SQL Execution Error

Note:
This topic has been translated from a Chinese forum by GPT and might contain errors.

Original topic: sql执行报错

| username: Jolyne

[TiDB Usage Environment] Production Environment / Testing / Poc
Production Environment
[TiDB Version]
5.2.1
[Reproduction Path] What operations were performed when the issue occurred
In the production environment, there is a scenario where multiple table joins are queried and written, with approximately 20 million records. Currently, executing this results in an error:
2013 - Lost connection to server at ‘handshake: reading initial communication packet’, system error: 0. Upon checking the monitoring, it was found that the pressure was too high, causing some nodes to automatically restart and leading to connection drops. I would like to ask if there are any good methods for TiDB debugging in this scenario, aside from optimizing SQL and splitting tasks. (Currently, there are quite a few background scheduling tasks in the cluster, and the IO is consistently high)
[Encountered Issues: Phenomenon and Impact]
[Resource Configuration]
[Attachments: Screenshots/Logs/Monitoring]


| username: xfworld | Original post link

Please provide the configuration information of the previous cluster.
[Resource Configuration] This is not available, lacking a basis for judgment.

[Reproduction Path] How is the 20 million data associated and queried, and how is it written? Can you provide the structure, statements, and execution plan?
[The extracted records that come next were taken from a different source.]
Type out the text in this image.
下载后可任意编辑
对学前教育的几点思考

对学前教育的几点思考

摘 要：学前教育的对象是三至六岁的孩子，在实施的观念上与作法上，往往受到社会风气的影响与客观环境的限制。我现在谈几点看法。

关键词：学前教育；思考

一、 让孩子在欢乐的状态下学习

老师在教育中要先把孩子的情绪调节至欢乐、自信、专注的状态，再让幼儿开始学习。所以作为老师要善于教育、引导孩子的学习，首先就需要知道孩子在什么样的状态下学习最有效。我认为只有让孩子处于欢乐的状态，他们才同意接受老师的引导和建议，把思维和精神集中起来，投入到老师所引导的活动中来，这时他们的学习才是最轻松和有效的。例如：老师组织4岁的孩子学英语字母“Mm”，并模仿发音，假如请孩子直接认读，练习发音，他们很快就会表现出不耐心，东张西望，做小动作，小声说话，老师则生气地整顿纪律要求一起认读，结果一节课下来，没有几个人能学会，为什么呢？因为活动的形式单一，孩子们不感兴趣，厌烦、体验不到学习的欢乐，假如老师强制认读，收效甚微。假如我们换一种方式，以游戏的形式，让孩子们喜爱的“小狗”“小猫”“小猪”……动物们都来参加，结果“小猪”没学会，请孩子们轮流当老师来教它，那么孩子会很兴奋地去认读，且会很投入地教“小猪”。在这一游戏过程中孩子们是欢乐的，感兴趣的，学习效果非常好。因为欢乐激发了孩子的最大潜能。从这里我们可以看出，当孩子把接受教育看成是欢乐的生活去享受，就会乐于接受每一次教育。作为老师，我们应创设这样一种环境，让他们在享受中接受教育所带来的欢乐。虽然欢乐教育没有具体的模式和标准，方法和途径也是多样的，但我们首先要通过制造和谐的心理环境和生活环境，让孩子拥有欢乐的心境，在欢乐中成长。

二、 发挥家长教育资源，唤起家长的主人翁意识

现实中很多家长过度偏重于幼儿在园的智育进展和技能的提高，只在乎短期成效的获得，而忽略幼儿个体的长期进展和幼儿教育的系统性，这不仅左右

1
| username: Jolyne | Original post link

Cluster Information

| username: xfworld | Original post link

What type of disk is it? Why do TiKV nodes need to be configured with different sizes? :see_no_evil:

I saw your big SQL, do you want to run it all in one transaction?

| username: tidb菜鸟一只 | Original post link

Could you export your cluster configuration file for us to take a look? Does this SQL require sorting, and is the memory allocated to TiDB sufficient?
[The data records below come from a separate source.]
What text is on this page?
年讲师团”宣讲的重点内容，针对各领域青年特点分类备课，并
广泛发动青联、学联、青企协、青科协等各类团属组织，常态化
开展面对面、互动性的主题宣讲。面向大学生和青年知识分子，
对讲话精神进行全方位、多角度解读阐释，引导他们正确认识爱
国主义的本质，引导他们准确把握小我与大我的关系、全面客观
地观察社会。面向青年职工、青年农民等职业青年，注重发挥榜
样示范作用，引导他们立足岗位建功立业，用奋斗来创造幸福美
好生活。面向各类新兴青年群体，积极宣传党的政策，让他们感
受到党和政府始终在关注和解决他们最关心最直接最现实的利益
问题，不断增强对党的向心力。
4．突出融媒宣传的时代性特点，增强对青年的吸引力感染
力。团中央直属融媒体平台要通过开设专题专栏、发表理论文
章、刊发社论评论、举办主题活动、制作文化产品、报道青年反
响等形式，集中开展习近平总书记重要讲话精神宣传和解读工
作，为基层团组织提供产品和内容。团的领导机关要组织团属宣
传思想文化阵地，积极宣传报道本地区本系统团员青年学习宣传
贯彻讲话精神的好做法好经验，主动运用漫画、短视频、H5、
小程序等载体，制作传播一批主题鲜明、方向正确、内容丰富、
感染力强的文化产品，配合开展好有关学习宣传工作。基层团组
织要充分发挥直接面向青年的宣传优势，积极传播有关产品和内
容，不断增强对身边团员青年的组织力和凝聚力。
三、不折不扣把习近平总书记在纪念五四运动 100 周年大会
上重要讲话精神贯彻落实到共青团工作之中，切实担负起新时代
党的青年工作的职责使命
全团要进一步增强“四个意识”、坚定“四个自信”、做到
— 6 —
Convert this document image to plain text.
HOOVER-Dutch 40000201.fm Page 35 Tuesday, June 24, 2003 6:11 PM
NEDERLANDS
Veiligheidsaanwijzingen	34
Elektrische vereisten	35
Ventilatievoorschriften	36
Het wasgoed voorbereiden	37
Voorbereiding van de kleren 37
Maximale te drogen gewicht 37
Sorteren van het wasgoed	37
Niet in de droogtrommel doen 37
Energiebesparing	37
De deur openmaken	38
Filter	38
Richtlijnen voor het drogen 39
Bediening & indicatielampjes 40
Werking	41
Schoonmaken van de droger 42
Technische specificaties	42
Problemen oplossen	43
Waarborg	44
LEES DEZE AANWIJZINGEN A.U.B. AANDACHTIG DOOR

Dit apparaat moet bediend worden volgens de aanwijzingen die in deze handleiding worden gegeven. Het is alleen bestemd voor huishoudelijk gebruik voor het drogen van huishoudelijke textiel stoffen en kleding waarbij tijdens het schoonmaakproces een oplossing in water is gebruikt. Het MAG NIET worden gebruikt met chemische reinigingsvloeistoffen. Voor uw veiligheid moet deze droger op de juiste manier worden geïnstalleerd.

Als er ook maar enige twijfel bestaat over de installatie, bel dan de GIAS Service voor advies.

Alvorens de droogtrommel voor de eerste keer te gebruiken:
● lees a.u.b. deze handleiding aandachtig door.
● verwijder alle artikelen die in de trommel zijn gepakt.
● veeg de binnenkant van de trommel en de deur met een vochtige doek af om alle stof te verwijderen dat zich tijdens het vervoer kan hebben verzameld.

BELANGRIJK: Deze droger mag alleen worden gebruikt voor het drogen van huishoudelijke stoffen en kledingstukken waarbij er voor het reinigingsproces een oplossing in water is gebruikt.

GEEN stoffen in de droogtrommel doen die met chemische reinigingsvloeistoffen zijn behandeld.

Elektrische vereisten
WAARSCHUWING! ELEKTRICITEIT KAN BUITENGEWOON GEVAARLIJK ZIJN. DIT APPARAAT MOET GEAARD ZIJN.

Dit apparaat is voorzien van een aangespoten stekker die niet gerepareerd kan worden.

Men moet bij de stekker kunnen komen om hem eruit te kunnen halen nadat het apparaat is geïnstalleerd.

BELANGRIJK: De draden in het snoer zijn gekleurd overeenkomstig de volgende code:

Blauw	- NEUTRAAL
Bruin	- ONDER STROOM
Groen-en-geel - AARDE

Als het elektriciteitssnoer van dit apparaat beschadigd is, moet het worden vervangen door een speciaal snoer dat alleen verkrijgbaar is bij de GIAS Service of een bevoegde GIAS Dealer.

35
| username: 我是咖啡哥 | Original post link

Take a look at the startup times of each component, it’s highly likely an OOM issue.

SELECT * FROM information_schema.cluster_info;
| username: 特雷西-迈克-格雷迪 | Original post link

Your query must have exhausted the memory! Didn’t the last monitor show an instance reaching over 60GB? You can insert in batches.
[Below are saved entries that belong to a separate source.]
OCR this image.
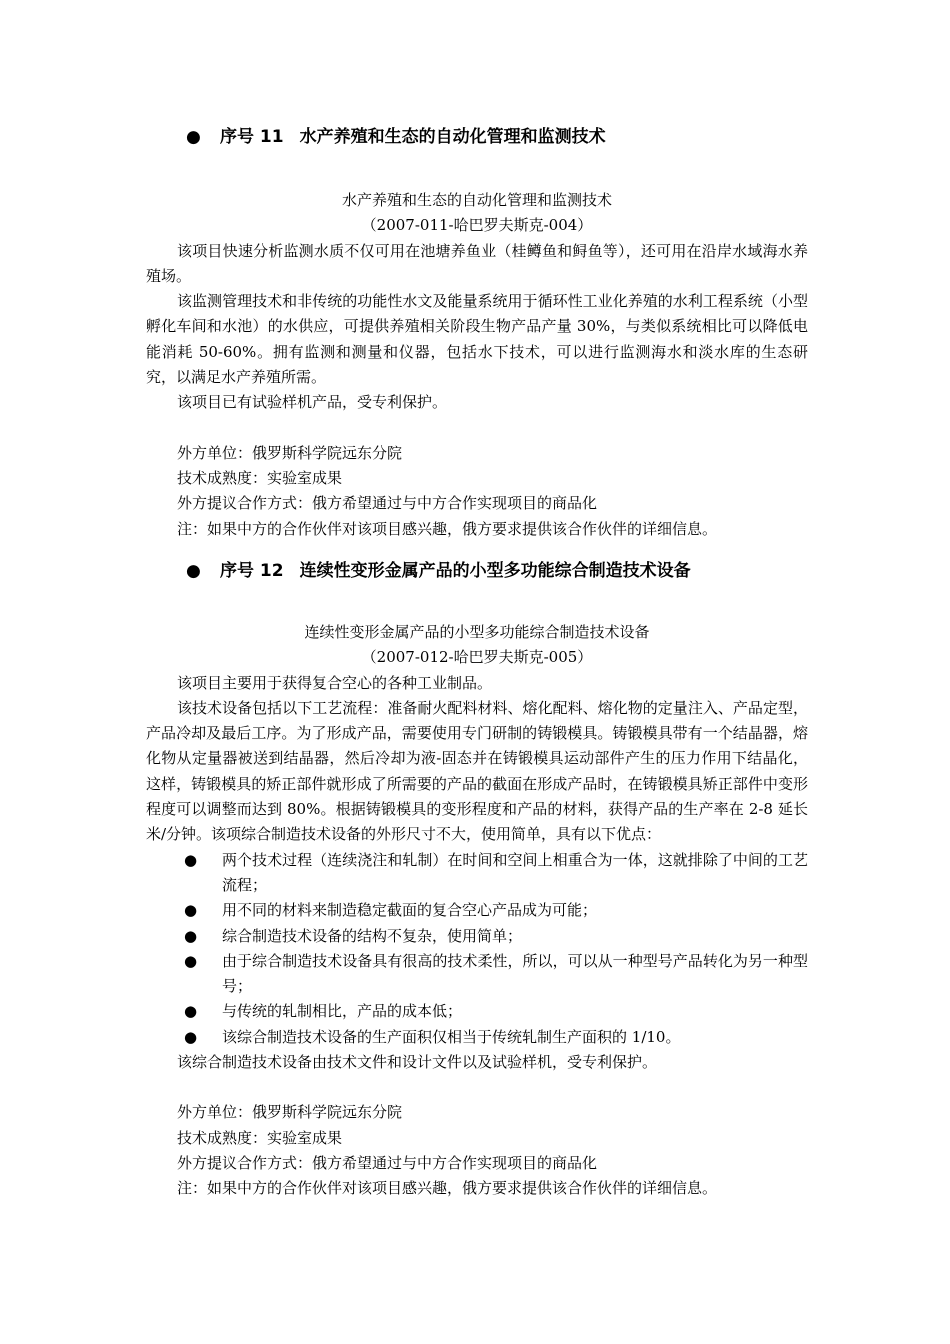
● 序号 11 水产养殖和生态的自动化管理和监测技术
水产养殖和生态的自动化管理和监测技术
（2007-011-哈巴罗夫斯克-004）
该项目快速分析监测水质不仅可用在池塘养鱼业（桂鳟鱼和鲟鱼等），还可用在沿岸水域海水养殖场。
该监测管理技术和非传统的功能性水文及能量系统用于循环性工业化养殖的水利工程系统（小型孵化车间和水池）的水供应，可提供养殖相关阶段生物产品产量 30%，与类似系统相比可以降低电能消耗 50-60%。拥有监测和测量和仪器，包括水下技术，可以进行监测海水和淡水库的生态研究，以满足水产养殖所需。
该项目已有试验样机产品，受专利保护。
外方单位：俄罗斯科学院远东分院
技术成熟度：实验室成果
外方提议合作方式：俄方希望通过与中方合作实现项目的商品化
注：如果中方的合作伙伴对该项目感兴趣，俄方要求提供该合作伙伴的详细信息。
● 序号 12 连续性变形金属产品的小型多功能综合制造技术设备
连续性变形金属产品的小型多功能综合制造技术设备
（2007-012-哈巴罗夫斯克-005）
该项目主要用于获得复合空心的各种工业制品。
该技术设备包括以下工艺流程：准备耐火配料材料、熔化配料、熔化物的定量注入、产品定型，产品冷却及最后工序。为了形成产品，需要使用专门研制的铸锻模具。铸锻模具带有一个结晶器，熔化物从定量器被送到结晶器，然后冷却为液-固态并在铸锻模具运动部件产生的压力作用下结晶化，这样，铸锻模具的矫正部件就形成了所需要的产品的截面在形成产品时，在铸锻模具矫正部件中变形程度可以调整而达到 80%。根据铸锻模具的变形程度和产品的材料，获得产品的生产率在 2-8 延长米/分钟。该项综合制造技术设备的外形尺寸不大，使用简单，具有以下优点：
● 两个技术过程（连续浇注和轧制）在时间和空间上相重合为一体，这就排除了中间的工艺流程；
● 用不同的材料来制造稳定截面的复合空心产品成为可能；
● 综合制造技术设备的结构不复杂，使用简单；
● 由于综合制造技术设备具有很高的技术柔性，所以，可以从一种型号产品转化为另一种型号；
● 与传统的轧制相比，产品的成本低；
● 该综合制造技术设备的生产面积仅相当于传统轧制生产面积的 1/10。
该综合制造技术设备由技术文件和设计文件以及试验样机，受专利保护。
外方单位：俄罗斯科学院远东分院
技术成熟度：实验室成果
外方提议合作方式：俄方希望通过与中方合作实现项目的商品化
注：如果中方的合作伙伴对该项目感兴趣，俄方要求提供该合作伙伴的详细信息。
| username: Jolyne | Original post link

:joy: This is due to insufficient resources. The 6T below was originally TiFlash, which I expanded into a TiKV node. The disk is just a regular disk on Huawei Cloud, with average performance. This large SQL has now been split into multiple executions.

| username: Jolyne | Original post link

This is the initial configuration modified by the previous DBA, and it has hardly been changed since. Please help check if there are any areas that can be adjusted or modified.

| username: Jolyne | Original post link

Yes, I saw from the dashboard that the component was also restarted recently.

| username: xfworld | Original post link

The disk IO is not sufficient, we can only reduce the read frequency, otherwise the IO will be overwhelmed.
172.21.10.137
172.21.10.138

What are these two nodes? Not only is the IO high, but the CPU and memory are also very high.

| username: Jolyne | Original post link

The TiKV node’s hardware is not keeping up. :sweat_smile:

| username: 我是咖啡哥 | Original post link

I think we should start by optimizing slow SQL queries, as OOM is generally caused by large result sets. If the optimization doesn’t meet expectations, then consider scaling up. If the data volume is large and there is high concurrency, regular hard drives definitely won’t suffice. SSDs are basically the standard.

| username: xfworld | Original post link

Adjust the hardware configuration of the disk; other optimizations are unlikely to have good results. Alternatively, lower your expectations… :see_no_evil:

| username: Jolyne | Original post link

Yes, this is the current approach.

| username: Jolyne | Original post link

Okay, thank you.

| username: system | Original post link

This topic was automatically closed 60 days after the last reply. New replies are no longer allowed.